Damit es nicht untergeht: "Erstes Licht" für das Vera Rubin Observatory auf dem Cerro Pachón in Nordchile ist für Montag, den 23. Juni 2025 angekündigt.
Zitat Coming June 23, 2025: First Look at the cosmos with NSF–DOE Vera C. Rubin Observatory
Get ready to join us virtually around the world on June 23, 2025 at 11:00 a.m. US EDT as we unveil the first spectacular images from NSF–DOE Vera C. Rubin Observatory! This First Look event will be live streamed via Youtube in English and in Spanish — links will be made available here and via social media. Join us to celebrate the start of a new era in astronomy and astrophysics with the world's newest and most powerful survey telescope.
Over the next ten years, Rubin Observatory will create the ultimate movie of the night sky using the largest camera ever built — repeatedly scanning the sky to create an ultra-wide, ultra-high-definition time-lapse record of our Universe.
Zitat Das Rubin Observatory unterscheidet sich von anderen Teleskopen dieser Größe durch seinen sehr großen Bildwinkel mit einem Durchmesser von 3,5°. Im Vergleich dazu haben Mond und Sonne von der Erde aus betrachtet einen Durchmesser von ungefähr 0,5°.
Um den weiten Bildwinkel zu erreichen, besteht das Teleskop aus drei Spiegeln. Der Primärspiegel hat einen Durchmesser von 8,4 Meter und ist aus einem Stück gefertigt; in ihm ist auch der Tertiärspiegel mit einem Durchmesser von 5,0 m integriert, der von dem Primärspiegel ringförmig umgeben ist. Darüber befindet sich der Sekundärspiegel mit einem Durchmesser von 3,4 Meter.
Das mit der Kamera erfasste etwa kreisförmige Bildfeld ist ungefähr zehn Quadratgrad (Durchmesser 3,5 Grad) groß und hat damit eine Auflösung von 0,2 Bogensekunden.[12] Sie ist die größte je hergestellte Digitalkamera, mit einem Gewicht von über 3 Tonnen, 3 Meter Länge und 1,6 Meter Durchmesser. Es wird ein Datenaufkommen von bis zu 30 Terabyte pro Nacht und jährlich etwa 6000 TB erwartet. Nur mithilfe von automatischer Datenverarbeitung kann diese Datenmenge effektiv ausgewertet werden. Im März 2025 wurde die Kamera installiert.[13][14]
Es wird erwartet, dass das Rubin Observatory ca. 10 Milliarden Sterne und 10 Milliarden Galaxien detektiert. Eine Auswahl der Aufnahmen soll von Google als eine sich aktualisierende Sternkarte veröffentlicht werden.[15]
Nach einer Computersimulation soll das Teleskop innerhalb weniger Jahre Millionen von bislang unbekannten Objekten im Sonnensystem entdecken, darunter einen Großteil der für die Erde potentiell gefährlichen Asteroiden.[8]

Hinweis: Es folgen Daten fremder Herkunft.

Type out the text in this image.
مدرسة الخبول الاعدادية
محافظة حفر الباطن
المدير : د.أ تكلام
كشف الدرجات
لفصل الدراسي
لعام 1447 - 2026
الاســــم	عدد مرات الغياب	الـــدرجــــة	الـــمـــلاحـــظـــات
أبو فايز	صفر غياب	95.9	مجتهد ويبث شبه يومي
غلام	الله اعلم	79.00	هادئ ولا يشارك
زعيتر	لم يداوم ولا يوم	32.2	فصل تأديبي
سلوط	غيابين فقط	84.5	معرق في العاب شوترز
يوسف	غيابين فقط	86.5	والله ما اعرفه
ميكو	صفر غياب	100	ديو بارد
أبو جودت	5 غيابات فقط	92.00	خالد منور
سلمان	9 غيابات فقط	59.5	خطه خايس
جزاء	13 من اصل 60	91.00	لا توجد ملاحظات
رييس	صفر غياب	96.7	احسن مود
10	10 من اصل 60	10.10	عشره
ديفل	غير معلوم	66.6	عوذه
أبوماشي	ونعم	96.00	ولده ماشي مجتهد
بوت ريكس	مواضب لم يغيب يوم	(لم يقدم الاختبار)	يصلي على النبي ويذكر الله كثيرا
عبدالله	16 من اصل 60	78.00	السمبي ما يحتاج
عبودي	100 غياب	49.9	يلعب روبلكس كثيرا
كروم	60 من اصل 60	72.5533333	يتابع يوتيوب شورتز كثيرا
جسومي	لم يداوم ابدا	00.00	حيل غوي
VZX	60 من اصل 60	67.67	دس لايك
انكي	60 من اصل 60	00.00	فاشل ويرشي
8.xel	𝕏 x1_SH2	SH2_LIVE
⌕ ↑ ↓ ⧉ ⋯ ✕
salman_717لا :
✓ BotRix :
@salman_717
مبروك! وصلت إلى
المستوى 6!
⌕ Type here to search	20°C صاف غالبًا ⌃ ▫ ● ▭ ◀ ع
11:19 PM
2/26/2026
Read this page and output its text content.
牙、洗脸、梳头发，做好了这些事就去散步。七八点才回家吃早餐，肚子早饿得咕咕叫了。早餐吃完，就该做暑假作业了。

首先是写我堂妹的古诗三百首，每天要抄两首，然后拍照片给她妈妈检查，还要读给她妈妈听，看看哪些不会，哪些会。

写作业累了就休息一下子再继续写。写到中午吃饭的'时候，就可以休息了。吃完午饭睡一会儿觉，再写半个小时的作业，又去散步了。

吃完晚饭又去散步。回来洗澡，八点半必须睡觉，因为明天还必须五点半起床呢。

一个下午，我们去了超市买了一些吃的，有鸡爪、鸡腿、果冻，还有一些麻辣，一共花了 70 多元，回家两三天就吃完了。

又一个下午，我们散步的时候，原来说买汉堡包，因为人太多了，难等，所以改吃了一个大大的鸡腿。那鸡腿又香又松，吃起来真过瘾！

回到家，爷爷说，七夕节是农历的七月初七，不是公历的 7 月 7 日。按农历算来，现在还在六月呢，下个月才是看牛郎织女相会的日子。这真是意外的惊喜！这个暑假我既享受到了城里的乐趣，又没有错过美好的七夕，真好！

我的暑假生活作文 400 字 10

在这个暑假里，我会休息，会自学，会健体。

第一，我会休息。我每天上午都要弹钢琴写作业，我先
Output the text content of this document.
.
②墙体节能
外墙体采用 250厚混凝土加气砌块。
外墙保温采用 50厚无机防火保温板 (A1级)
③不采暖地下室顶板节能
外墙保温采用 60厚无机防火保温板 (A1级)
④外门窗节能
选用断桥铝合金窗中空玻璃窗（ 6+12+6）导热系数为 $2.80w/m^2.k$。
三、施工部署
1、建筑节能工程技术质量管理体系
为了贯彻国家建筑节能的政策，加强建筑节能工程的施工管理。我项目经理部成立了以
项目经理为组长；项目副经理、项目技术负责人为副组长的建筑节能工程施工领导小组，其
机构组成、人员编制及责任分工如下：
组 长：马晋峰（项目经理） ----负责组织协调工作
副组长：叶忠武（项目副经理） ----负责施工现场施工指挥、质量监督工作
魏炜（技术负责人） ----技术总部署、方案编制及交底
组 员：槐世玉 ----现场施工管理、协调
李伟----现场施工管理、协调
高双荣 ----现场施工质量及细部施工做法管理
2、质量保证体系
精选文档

Zitat Allowing for maintenance, bad weather and other contingencies, the camera is expected to take over 200,000 pictures (1.28 petabytes uncompressed) per year, far more than can be reviewed by humans. Managing and effectively analyzing the enormous output of the telescope is expected to be the most technically difficult part of the project.[47][48] In 2010, the initial computer requirements were estimated at 100 teraflops of computing power and 15 petabytes of storage, rising as the project collects data.[49] By 2018, estimates had risen to 250 teraflops and 100 petabytes of storage.[50]
Once images are taken, they are processed according to three different timescales, prompt (within 60 seconds), daily, and annually.[51]
The prompt products are alerts, issued within 60 seconds of observation, about objects that have changed brightness or position relative to archived images of that sky position. Transferring, processing, and differencing such large images within 60 seconds (previous methods took hours, on smaller images) is a significant software engineering problem by itself.[52] This stage of processing will be performed at a classified government facility so events that would reveal secret assets can be edited out.[53]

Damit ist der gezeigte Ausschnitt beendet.